Because Tennessee has no income tax, my focus has been on federal taxes. Under what circumstances am I required to file in Tennessee, and what can I do to minimize my state tax burden?
While Tennessee does not impose an income tax on wages, the Hall income tax imposes a 4 percent tax on individuals receiving interest from bonds and notes and dividends from stock. The Hall income tax does not apply to the first $1,250 of income ($2,500 married, filing jointly). The tax is in the process of being phased out and will be completely eliminated by January 1, 2021.
I’m scared of being audited. What are the chances that I will be, and what should I do if it happens?
The chance of being audited is quite low. In fact, the IRS audited less than 1 percent of all individual returns filed in 2015. Most of the time, individuals will receive a letter from the IRS letting them know they made a mistake with the amount reported or perhaps forgot to include income like interest reported to the IRS on a Form 1099.
First of all, never assume the IRS is correct, so verify their information. If they are correct and the amount is small, it is easiest just to pay what is owed. If there is a large penalty, and the taxpayer has a good reason for the error, the IRS will sometimes waive the penalty.

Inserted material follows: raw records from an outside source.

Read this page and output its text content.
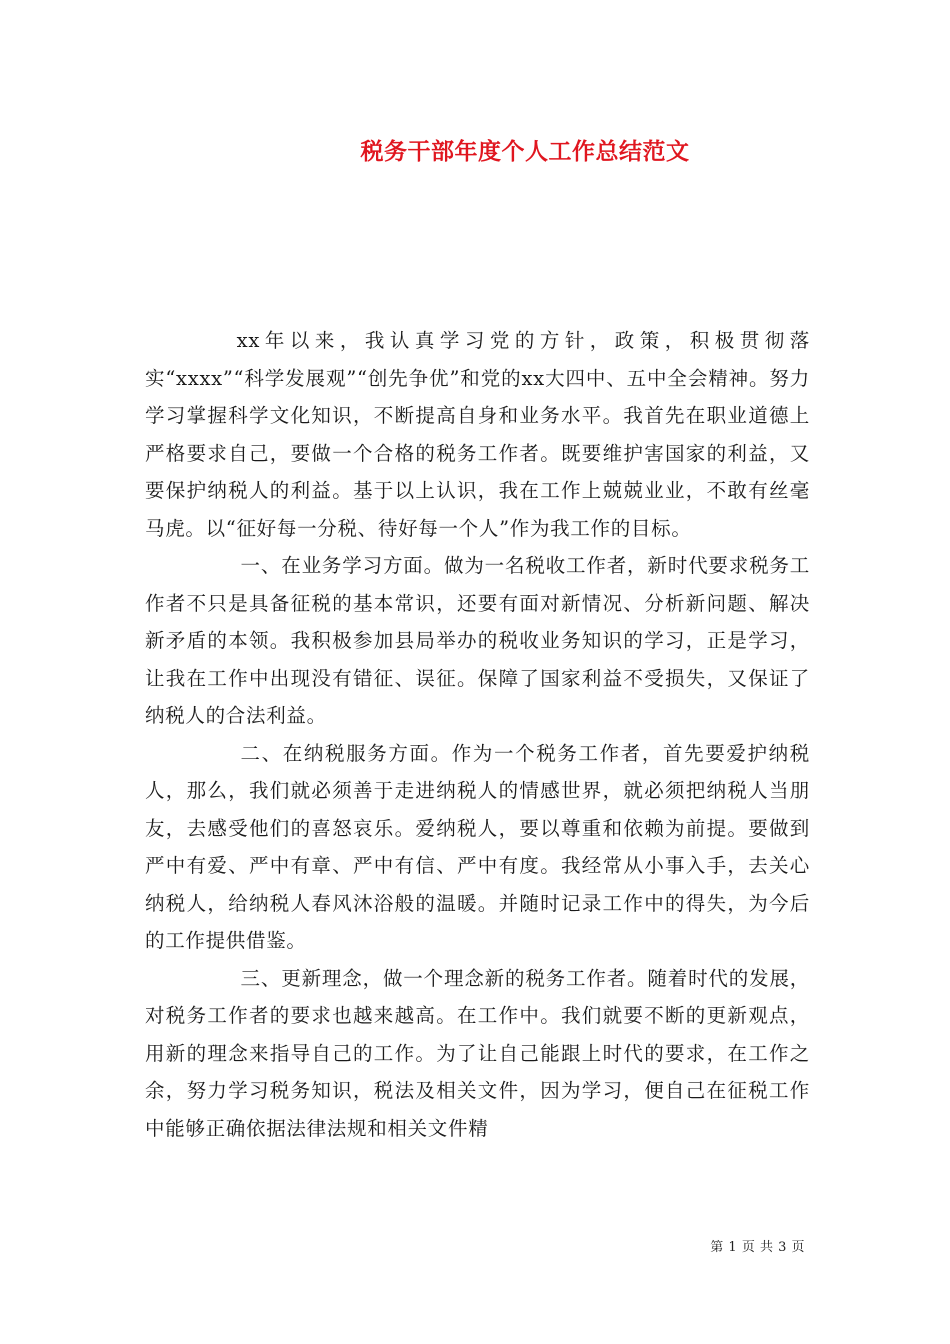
税务干部年度个人工作总结范文

xx年以来，我认真学习党的方针，政策，积极贯彻落实“xxxx”“科学发展观”“创先争优”和党的xx大四中、五中全会精神。努力学习掌握科学文化知识，不断提高自身和业务水平。我首先在职业道德上严格要求自己，要做一个合格的税务工作者。既要维护害国家的利益，又要保护纳税人的利益。基于以上认识，我在工作上兢兢业业，不敢有丝毫马虎。以“征好每一分税、待好每一个人”作为我工作的目标。

一、在业务学习方面。做为一名税收工作者，新时代要求税务工作者不只是具备征税的基本常识，还要有面对新情况、分析新问题、解决新矛盾的本领。我积极参加县局举办的税收业务知识的学习，正是学习，让我在工作中出现没有错征、误征。保障了国家利益不受损失，又保证了纳税人的合法利益。

二、在纳税服务方面。作为一个税务工作者，首先要爱护纳税人，那么，我们就必须善于走进纳税人的情感世界，就必须把纳税人当朋友，去感受他们的喜怒哀乐。爱纳税人，要以尊重和依赖为前提。要做到严中有爱、严中有章、严中有信、严中有度。我经常从小事入手，去关心纳税人，给纳税人春风沐浴般的温暖。并随时记录工作中的得失，为今后的工作提供借鉴。

三、更新理念，做一个理念新的税务工作者。随着时代的发展，对税务工作者的要求也越来越高。在工作中。我们就要不断的更新观点，用新的理念来指导自己的工作。为了让自己能跟上时代的要求，在工作之余，努力学习税务知识，税法及相关文件，因为学习，便自己在征税工作中能够正确依据法律法规和相关文件精

第 1 页 共 3 页
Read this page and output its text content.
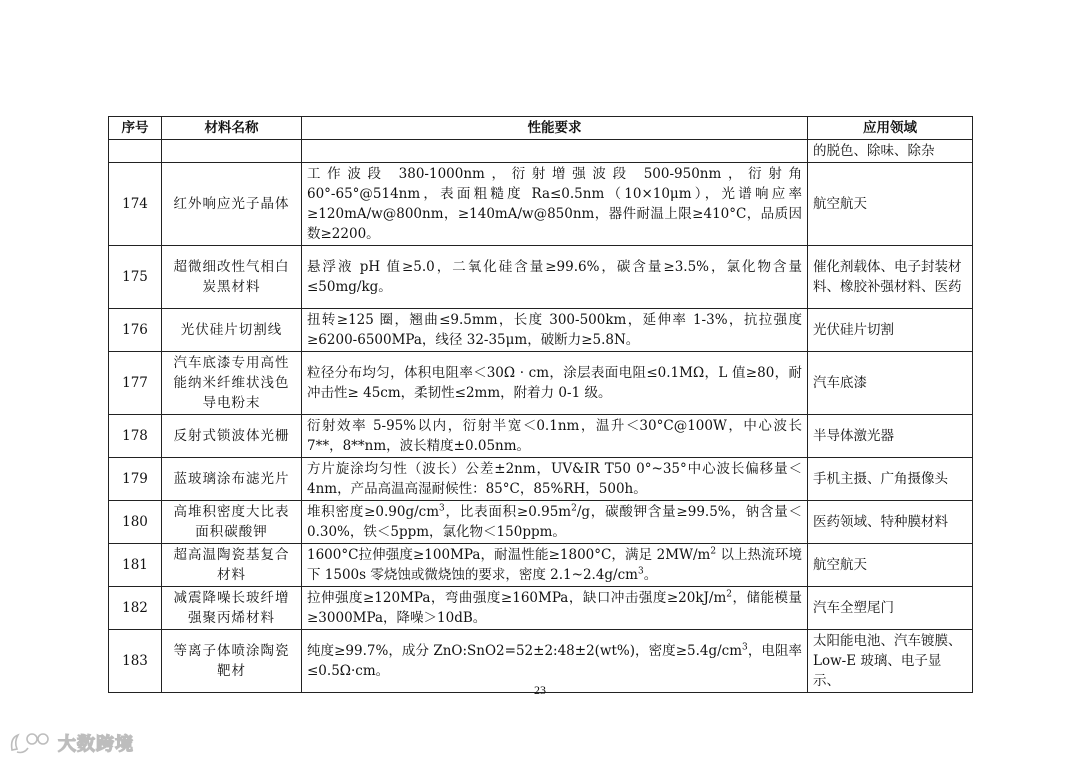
序号	材料名称	性能要求	应用领域
			的脱色、除味、除杂
174	红外响应光子晶体	工作波段 380-1000nm，衍射增强波段 500-950nm，衍射角 60°-65°@514nm，表面粗糙度 Ra≤0.5nm（10×10μm），光谱响应率≥120mA/w@800nm，≥140mA/w@850nm，器件耐温上限≥410°C，品质因数≥2200。	航空航天
175	超微细改性气相白炭黑材料	悬浮液 pH 值≥5.0，二氧化硅含量≥99.6%，碳含量≥3.5%，氯化物含量≤50mg/kg。	催化剂载体、电子封装材料、橡胶补强材料、医药
176	光伏硅片切割线	扭转≥125 圈，翘曲≤9.5mm，长度 300-500km，延伸率 1-3%，抗拉强度≥6200-6500MPa，线径 32-35μm，破断力≥5.8N。	光伏硅片切割
177	汽车底漆专用高性能纳米纤维状浅色导电粉末	粒径分布均匀，体积电阻率＜30Ω · cm，涂层表面电阻≤0.1MΩ，L 值≥80，耐冲击性≥ 45cm，柔韧性≤2mm，附着力 0-1 级。	汽车底漆
178	反射式锁波体光栅	衍射效率 5-95%以内，衍射半宽＜0.1nm，温升＜30°C@100W，中心波长 7**，8**nm，波长精度±0.05nm。	半导体激光器
179	蓝玻璃涂布滤光片	方片旋涂均匀性（波长）公差±2nm，UV&IR T50 0°~35°中心波长偏移量＜4nm，产品高温高湿耐候性：85°C，85%RH，500h。	手机主摄、广角摄像头
180	高堆积密度大比表面积碳酸钾	堆积密度$\ge 0.90g/cm^3$，比表面积$\ge 0.95m^2/g$，碳酸钾含量≥99.5%，钠含量＜0.30%，铁＜5ppm，氯化物＜150ppm。	医药领域、特种膜材料
181	超高温陶瓷基复合材料	1600°C拉伸强度≥100MPa，耐温性能≥1800°C，满足 $2MW/m^2$ 以上热流环境下 1500s 零烧蚀或微烧蚀的要求，密度 $2.1\sim 2.4g/cm^3$。	航空航天
182	减震降噪长玻纤增强聚丙烯材料	拉伸强度≥120MPa，弯曲强度≥160MPa，缺口冲击强度$\ge 20kJ/m^2$，储能模量≥3000MPa，降噪＞10dB。	汽车全塑尾门
183	等离子体喷涂陶瓷靶材	纯度≥99.7%，成分 ZnO:SnO2=52±2:48±2(wt%)，密度$\ge 5.4g/cm^3$，电阻率≤0.5Ω·cm。	太阳能电池、汽车镀膜、Low-E 玻璃、电子显示、
23
大数跨境
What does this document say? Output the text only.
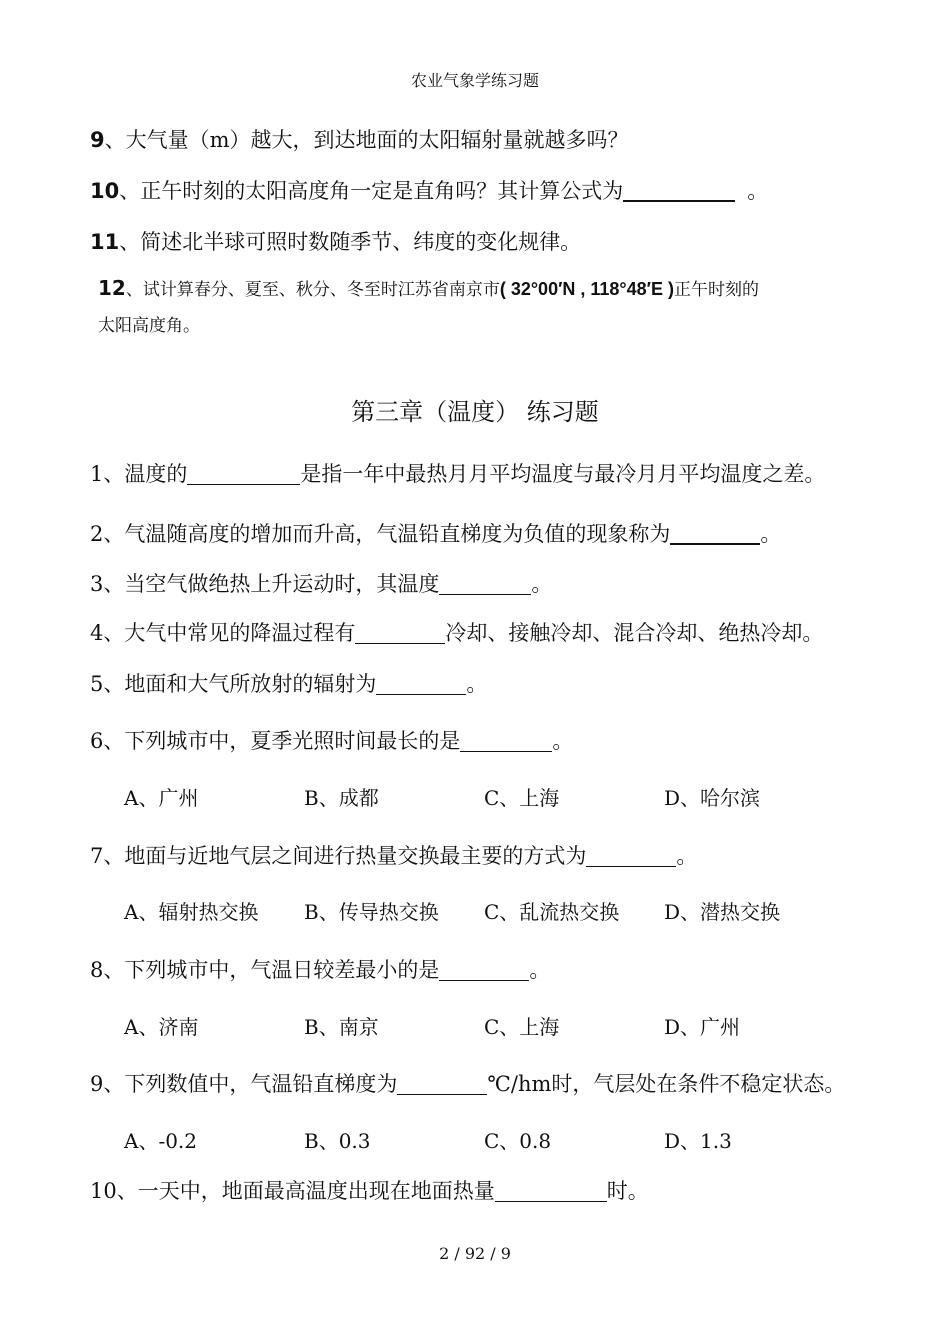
农业气象学练习题
9、大气量（m）越大，到达地面的太阳辐射量就越多吗？
10、正午时刻的太阳高度角一定是直角吗？其计算公式为	。
11、简述北半球可照时数随季节、纬度的变化规律。
12、试计算春分、夏至、秋分、冬至时江苏省南京市( 32°00′N , 118°48′E )正午时刻的
太阳高度角。
第三章（温度） 练习题
1、温度的	是指一年中最热月月平均温度与最冷月月平均温度之差。
2、气温随高度的增加而升高，气温铅直梯度为负值的现象称为	。
3、当空气做绝热上升运动时，其温度	。
4、大气中常见的降温过程有	冷却、接触冷却、混合冷却、绝热冷却。
5、地面和大气所放射的辐射为	。
6、下列城市中，夏季光照时间最长的是	。
A、广州	B、成都	C、上海	D、哈尔滨
7、地面与近地气层之间进行热量交换最主要的方式为	。
A、辐射热交换 B、传导热交换 C、乱流热交换 D、潜热交换
8、下列城市中，气温日较差最小的是	。
A、济南	B、南京	C、上海	D、广州
9、下列数值中，气温铅直梯度为	℃/hm时，气层处在条件不稳定状态。
A、-0.2	B、0.3	C、0.8	D、1.3
10、一天中，地面最高温度出现在地面热量	时。
2 / 92 / 9
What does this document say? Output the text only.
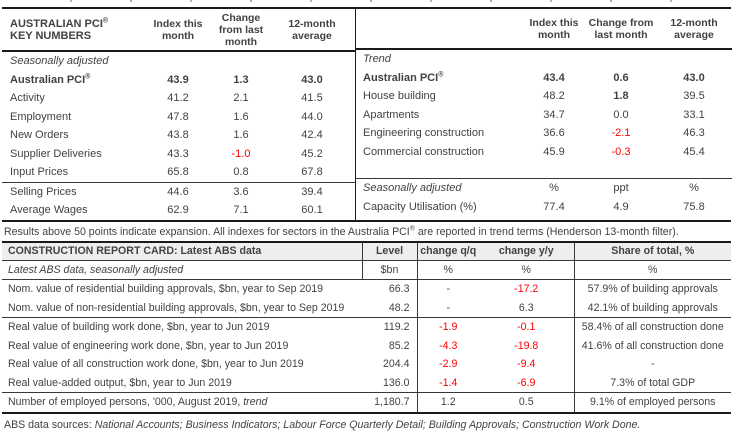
AUSTRALIAN PCI®
KEY NUMBERS	Index this month	Change from last month	12-month average
Seasonally adjusted			
Australian PCI®	43.9	1.3	43.0
Activity	41.2	2.1	41.5
Employment	47.8	1.6	44.0
New Orders	43.8	1.6	42.4
Supplier Deliveries	43.3	-1.0	45.2
Input Prices	65.8	0.8	67.8
Selling Prices	44.6	3.6	39.4
Average Wages	62.9	7.1	60.1
	Index this month	Change from last month	12-month average
Trend			
Australian PCI®	43.4	0.6	43.0
House building	48.2	1.8	39.5
Apartments	34.7	0.0	33.1
Engineering construction	36.6	-2.1	46.3
Commercial construction	45.9	-0.3	45.4

Seasonally adjusted	%	ppt	%
Capacity Utilisation (%)	77.4	4.9	75.8
Results above 50 points indicate expansion. All indexes for sectors in the Australia PCI® are reported in trend terms (Henderson 13-month filter).
CONSTRUCTION REPORT CARD: Latest ABS data	Level	change q/q	change y/y	Share of total, %
Latest ABS data, seasonally adjusted	$bn	%	%	%
Nom. value of residential building approvals, $bn, year to Sep 2019	66.3	-	-17.2	57.9% of building approvals
Nom. value of non-residential building approvals, $bn, year to Sep 2019	48.2	-	6.3	42.1% of building approvals
Real value of building work done, $bn, year to Jun 2019	119.2	-1.9	-0.1	58.4% of all construction done
Real value of engineering work done, $bn, year to Jun 2019	85.2	-4.3	-19.8	41.6% of all construction done
Real value of all construction work done, $bn, year to Jun 2019	204.4	-2.9	-9.4	-
Real value-added output, $bn, year to Jun 2019	136.0	-1.4	-6.9	7.3% of total GDP
Number of employed persons, '000, August 2019, trend	1,180.7	1.2	0.5	9.1% of employed persons
ABS data sources: National Accounts; Business Indicators; Labour Force Quarterly Detail; Building Approvals; Construction Work Done.
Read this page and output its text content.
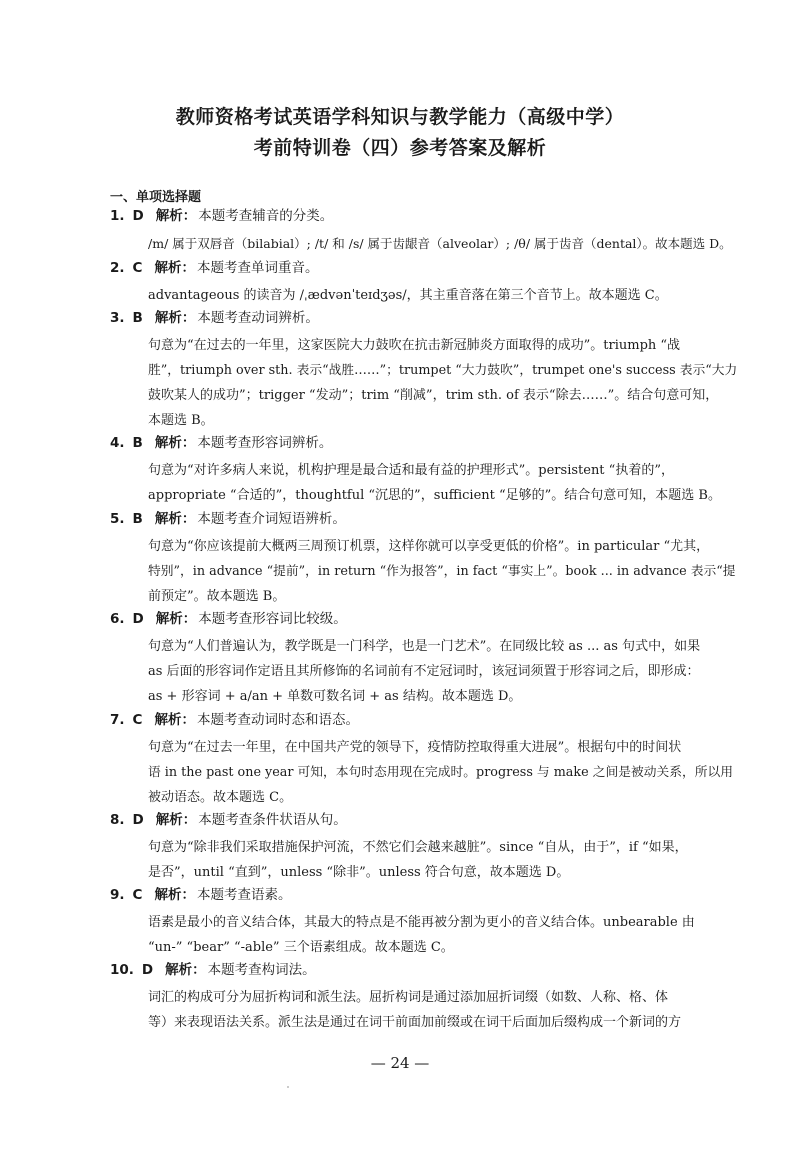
教师资格考试英语学科知识与教学能力（高级中学）
考前特训卷（四）参考答案及解析
一、单项选择题
1. D 解析： 本题考查辅音的分类。
/m/ 属于双唇音（bilabial）; /t/ 和 /s/ 属于齿龈音（alveolar）; /θ/ 属于齿音（dental）。故本题选 D。
2. C 解析： 本题考查单词重音。
advantageous 的读音为 /ˌædvənˈteɪdʒəs/，其主重音落在第三个音节上。故本题选 C。
3. B 解析： 本题考查动词辨析。
句意为“在过去的一年里，这家医院大力鼓吹在抗击新冠肺炎方面取得的成功”。triumph “战
胜”，triumph over sth. 表示“战胜……”；trumpet “大力鼓吹”，trumpet one's success 表示“大力
鼓吹某人的成功”；trigger “发动”；trim “削减”，trim sth. of 表示“除去……”。结合句意可知，
本题选 B。
4. B 解析： 本题考查形容词辨析。
句意为“对许多病人来说，机构护理是最合适和最有益的护理形式”。persistent “执着的”，
appropriate “合适的”，thoughtful “沉思的”，sufficient “足够的”。结合句意可知，本题选 B。
5. B 解析： 本题考查介词短语辨析。
句意为“你应该提前大概两三周预订机票，这样你就可以享受更低的价格”。in particular “尤其，
特别”，in advance “提前”，in return “作为报答”，in fact “事实上”。book ... in advance 表示“提
前预定”。故本题选 B。
6. D 解析： 本题考查形容词比较级。
句意为“人们普遍认为，教学既是一门科学，也是一门艺术”。在同级比较 as ... as 句式中，如果
as 后面的形容词作定语且其所修饰的名词前有不定冠词时，该冠词须置于形容词之后，即形成：
as + 形容词 + a/an + 单数可数名词 + as 结构。故本题选 D。
7. C 解析： 本题考查动词时态和语态。
句意为“在过去一年里，在中国共产党的领导下，疫情防控取得重大进展”。根据句中的时间状
语 in the past one year 可知，本句时态用现在完成时。progress 与 make 之间是被动关系，所以用
被动语态。故本题选 C。
8. D 解析： 本题考查条件状语从句。
句意为“除非我们采取措施保护河流，不然它们会越来越脏”。since “自从，由于”，if “如果，
是否”，until “直到”，unless “除非”。unless 符合句意，故本题选 D。
9. C 解析： 本题考查语素。
语素是最小的音义结合体，其最大的特点是不能再被分割为更小的音义结合体。unbearable 由
“un-” “bear” “-able” 三个语素组成。故本题选 C。
10. D 解析： 本题考查构词法。
词汇的构成可分为屈折构词和派生法。屈折构词是通过添加屈折词缀（如数、人称、格、体
等）来表现语法关系。派生法是通过在词干前面加前缀或在词干后面加后缀构成一个新词的方
— 24 —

It never hurts to ask. The IRS will not waive the tax or interest in most cases, so one strategy is to pay interest and taxes and include a letter asking the IRS to waive the penalties for good cause.
If you are selected for an audit, the IRS will ask you to supply additional documentation about items on your tax return. You may want to ask your accountant or lawyer to assist in the matter. In any case, you will want to get organized and supply only the requested documentation to the issues at hand. Don’t be rude to the agent, and don’t try to justify an error by stating that you’ve always done it that way. Finally, don’t panic or be pressured into settling an issue just to end the audit.